厚みが10cm2300頁もある重い辞書の末尾を捲ると、懐かしくも50年位前から見掛けなくなった著者の認め印のシール(シールの覆いまでまで付いて居た)が貼られており、その印が今は使われなくなった楕円形の判子(現在は円の直径が何れも1cm以上ないと認められない)だったのも懐かしく頬笑ましかった。
昔は印刷された冊数により印税が支払われたため用いられる倣わしだったが、何時とはなく版権が買取制に移行したため売上冊数は発行所の損益を左右し作者はリスクを背負わなくなったが、天下の「大言海」ともなれば大槻氏が譲らず歩合制を主張されたものであろう。

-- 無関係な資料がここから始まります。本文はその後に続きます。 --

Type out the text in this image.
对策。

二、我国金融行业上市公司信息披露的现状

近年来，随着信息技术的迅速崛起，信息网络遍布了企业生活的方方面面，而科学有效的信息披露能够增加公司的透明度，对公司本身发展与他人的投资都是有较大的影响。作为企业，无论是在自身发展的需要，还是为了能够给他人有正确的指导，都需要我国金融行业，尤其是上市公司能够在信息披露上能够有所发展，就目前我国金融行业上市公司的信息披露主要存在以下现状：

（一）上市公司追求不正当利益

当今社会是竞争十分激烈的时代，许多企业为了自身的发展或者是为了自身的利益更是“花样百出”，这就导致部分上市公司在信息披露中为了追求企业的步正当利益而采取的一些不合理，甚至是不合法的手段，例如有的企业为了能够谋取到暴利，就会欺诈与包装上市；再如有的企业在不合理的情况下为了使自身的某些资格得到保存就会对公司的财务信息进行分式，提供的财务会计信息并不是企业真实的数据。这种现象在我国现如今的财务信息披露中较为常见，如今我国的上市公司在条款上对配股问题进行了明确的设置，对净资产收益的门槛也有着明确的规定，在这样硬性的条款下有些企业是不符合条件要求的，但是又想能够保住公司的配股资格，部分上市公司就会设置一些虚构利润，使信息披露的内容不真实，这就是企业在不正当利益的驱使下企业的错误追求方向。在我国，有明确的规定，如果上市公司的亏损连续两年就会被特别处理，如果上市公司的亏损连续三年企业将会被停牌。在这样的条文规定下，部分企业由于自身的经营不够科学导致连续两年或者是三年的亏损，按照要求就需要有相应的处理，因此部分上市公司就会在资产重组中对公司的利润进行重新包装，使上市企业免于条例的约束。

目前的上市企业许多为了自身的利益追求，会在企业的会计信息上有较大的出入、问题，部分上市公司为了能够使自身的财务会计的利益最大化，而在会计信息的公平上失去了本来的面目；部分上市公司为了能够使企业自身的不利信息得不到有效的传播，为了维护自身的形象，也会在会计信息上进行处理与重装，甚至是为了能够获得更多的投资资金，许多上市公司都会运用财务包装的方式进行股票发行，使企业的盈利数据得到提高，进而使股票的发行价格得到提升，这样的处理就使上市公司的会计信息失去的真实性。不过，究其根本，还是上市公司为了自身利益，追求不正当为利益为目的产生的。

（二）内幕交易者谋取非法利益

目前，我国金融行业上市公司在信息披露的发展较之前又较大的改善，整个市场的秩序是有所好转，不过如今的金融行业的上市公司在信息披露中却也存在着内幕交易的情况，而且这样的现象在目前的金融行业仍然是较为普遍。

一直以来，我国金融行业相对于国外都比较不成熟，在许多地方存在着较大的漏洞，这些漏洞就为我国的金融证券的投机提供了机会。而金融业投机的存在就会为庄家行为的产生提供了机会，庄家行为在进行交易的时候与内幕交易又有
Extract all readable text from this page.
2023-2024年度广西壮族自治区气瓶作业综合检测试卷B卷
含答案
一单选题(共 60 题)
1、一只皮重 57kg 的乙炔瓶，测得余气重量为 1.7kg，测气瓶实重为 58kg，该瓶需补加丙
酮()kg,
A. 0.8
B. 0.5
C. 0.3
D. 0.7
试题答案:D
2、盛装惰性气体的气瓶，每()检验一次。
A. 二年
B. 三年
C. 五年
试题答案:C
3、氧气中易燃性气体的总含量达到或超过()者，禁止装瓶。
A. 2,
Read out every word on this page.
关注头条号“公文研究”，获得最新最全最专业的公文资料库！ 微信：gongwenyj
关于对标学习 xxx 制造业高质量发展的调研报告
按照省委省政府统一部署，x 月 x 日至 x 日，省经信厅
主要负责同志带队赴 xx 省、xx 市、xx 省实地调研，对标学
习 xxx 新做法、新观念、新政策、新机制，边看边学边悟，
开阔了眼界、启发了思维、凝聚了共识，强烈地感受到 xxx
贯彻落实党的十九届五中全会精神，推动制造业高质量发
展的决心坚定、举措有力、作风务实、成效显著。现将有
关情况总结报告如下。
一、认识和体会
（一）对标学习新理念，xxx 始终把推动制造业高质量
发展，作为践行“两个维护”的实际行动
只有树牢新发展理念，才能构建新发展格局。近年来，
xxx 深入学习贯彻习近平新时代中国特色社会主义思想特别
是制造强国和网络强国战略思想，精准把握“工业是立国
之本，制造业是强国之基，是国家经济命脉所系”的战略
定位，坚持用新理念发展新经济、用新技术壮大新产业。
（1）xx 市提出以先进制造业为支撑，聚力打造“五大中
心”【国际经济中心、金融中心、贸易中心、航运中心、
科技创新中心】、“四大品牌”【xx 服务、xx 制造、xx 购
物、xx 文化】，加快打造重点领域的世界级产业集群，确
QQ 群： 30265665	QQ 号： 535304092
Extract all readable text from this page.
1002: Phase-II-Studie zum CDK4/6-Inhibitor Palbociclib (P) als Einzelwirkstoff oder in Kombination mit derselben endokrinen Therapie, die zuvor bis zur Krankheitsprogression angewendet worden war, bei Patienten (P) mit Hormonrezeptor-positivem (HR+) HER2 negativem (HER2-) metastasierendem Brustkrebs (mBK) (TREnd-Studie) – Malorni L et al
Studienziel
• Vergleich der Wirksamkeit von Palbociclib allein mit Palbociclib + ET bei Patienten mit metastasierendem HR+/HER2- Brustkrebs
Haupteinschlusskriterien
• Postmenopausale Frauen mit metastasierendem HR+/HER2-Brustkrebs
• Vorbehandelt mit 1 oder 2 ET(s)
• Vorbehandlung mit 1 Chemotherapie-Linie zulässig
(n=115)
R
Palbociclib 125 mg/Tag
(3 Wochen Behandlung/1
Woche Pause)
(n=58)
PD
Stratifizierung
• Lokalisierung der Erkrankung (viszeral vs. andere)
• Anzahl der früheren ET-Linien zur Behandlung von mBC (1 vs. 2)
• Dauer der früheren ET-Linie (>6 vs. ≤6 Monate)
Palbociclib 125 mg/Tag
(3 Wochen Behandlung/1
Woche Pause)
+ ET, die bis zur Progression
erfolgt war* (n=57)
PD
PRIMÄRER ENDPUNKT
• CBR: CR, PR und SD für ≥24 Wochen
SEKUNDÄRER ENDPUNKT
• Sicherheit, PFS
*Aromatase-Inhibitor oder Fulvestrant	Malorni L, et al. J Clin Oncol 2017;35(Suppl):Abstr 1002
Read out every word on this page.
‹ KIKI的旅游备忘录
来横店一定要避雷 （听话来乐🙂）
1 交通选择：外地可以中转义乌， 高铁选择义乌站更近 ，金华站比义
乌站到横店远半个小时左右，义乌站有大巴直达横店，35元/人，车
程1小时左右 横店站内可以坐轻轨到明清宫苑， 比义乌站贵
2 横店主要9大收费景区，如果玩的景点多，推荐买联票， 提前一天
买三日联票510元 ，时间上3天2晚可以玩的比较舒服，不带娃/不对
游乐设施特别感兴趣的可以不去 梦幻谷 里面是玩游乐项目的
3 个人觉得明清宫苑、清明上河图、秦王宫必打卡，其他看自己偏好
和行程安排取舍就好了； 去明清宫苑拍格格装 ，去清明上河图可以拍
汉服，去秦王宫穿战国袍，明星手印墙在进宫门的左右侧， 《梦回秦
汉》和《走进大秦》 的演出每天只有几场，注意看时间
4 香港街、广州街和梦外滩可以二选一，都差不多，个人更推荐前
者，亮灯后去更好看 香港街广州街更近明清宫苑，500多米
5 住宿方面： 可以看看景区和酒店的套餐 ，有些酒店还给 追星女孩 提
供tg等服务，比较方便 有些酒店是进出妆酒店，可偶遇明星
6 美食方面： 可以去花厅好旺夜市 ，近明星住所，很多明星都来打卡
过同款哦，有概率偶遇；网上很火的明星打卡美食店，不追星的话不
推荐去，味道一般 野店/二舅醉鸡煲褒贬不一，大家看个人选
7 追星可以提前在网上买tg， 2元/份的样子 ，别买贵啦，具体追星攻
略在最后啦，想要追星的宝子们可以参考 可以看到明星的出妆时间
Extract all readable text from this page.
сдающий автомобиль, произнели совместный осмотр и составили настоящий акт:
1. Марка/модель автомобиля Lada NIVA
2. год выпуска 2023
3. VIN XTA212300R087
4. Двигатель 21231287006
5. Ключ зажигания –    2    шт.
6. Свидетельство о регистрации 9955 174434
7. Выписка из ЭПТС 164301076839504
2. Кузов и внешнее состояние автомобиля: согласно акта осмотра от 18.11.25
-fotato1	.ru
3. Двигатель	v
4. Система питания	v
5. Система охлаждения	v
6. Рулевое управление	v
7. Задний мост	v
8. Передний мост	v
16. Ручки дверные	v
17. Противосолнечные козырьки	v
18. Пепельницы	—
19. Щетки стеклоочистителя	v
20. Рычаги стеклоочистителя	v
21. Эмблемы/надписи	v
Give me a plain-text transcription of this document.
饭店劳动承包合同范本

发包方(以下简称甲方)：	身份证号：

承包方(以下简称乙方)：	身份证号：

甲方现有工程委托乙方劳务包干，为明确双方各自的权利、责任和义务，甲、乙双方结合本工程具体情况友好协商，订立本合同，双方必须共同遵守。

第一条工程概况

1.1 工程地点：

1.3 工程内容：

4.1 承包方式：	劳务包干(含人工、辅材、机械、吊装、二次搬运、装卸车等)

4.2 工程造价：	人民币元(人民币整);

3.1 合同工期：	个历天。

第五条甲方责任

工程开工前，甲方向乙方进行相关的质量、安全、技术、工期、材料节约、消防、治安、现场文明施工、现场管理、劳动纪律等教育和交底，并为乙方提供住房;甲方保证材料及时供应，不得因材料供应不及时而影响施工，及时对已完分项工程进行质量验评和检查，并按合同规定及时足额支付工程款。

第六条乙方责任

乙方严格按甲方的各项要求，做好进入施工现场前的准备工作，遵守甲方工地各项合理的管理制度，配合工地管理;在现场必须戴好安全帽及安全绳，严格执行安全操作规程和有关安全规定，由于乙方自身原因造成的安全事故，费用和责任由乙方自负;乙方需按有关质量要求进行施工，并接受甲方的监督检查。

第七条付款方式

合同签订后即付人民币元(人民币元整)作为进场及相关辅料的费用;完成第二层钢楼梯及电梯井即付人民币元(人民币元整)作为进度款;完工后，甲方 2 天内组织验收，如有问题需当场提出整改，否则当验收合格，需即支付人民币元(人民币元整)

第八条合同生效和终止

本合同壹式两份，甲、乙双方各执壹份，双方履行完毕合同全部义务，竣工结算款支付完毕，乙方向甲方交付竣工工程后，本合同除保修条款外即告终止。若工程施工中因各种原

繰ってみて言葉の説明文の活字の大きさ(小さいのに)に愕いた。恐らくページ数を減らすためボリュームのでかい種本の原稿を幾度も縮小したものだろう、文字の大きさが昔の文庫本の三分の一位しかなくて、近年目が悪くなった私にはルーペを当てて漸く1字が読める程度の情けない有様であり、此では辞書を繙(ひもと)く楽しみすらなく、泣く泣く座右の書を諦め、今春から高校三年生になった孫に譲る羽目となったが、返す返すも入手がもう10年早かったらと悔やまれてならない(;;)
今日は連休中の勉強の名残りで難しい漢字の話ばかりでしたゴメン。m(_ _)m
先月末仕事で明石に行き、帰り際明石駅のバスターミナルを通ると大勢の乗客が並んでいるバス乗り場を大きな巨体を揺らせた神姫バスが、乗客達大方の期待を裏切って、止まりそうで止まらず前を過(よ)ぎって行った。西神中央駅行きだと早合点した乗客が下に置いた荷物を持ち上げたりして居るので、私は何気なくバスのフロントグラスの上部にある行先表示欄を見るとナント!「すみません 只今回送中です」とあるではないか、此までは何時も回送車には「Out of Service」(業務終了)とそっけない表示に決まっていたから、「すみません」から始まる日本語表示は目新しく「Out of Service」の理解できないお年寄りの方にもよく分かって納得だろうと頬笑ましく思ったものだ(^^)。この会社はケチなことで有名な会社だからこのコピーはきっと社内で作られたもので発案者は金一封でも頂いたのではなかろうか。
先週の常用漢字の表外読みの答え
経と緯 (たていと)と(よこいと)でした
今週の常用漢字の表外読みの問題
我が娘を(愛おしむ)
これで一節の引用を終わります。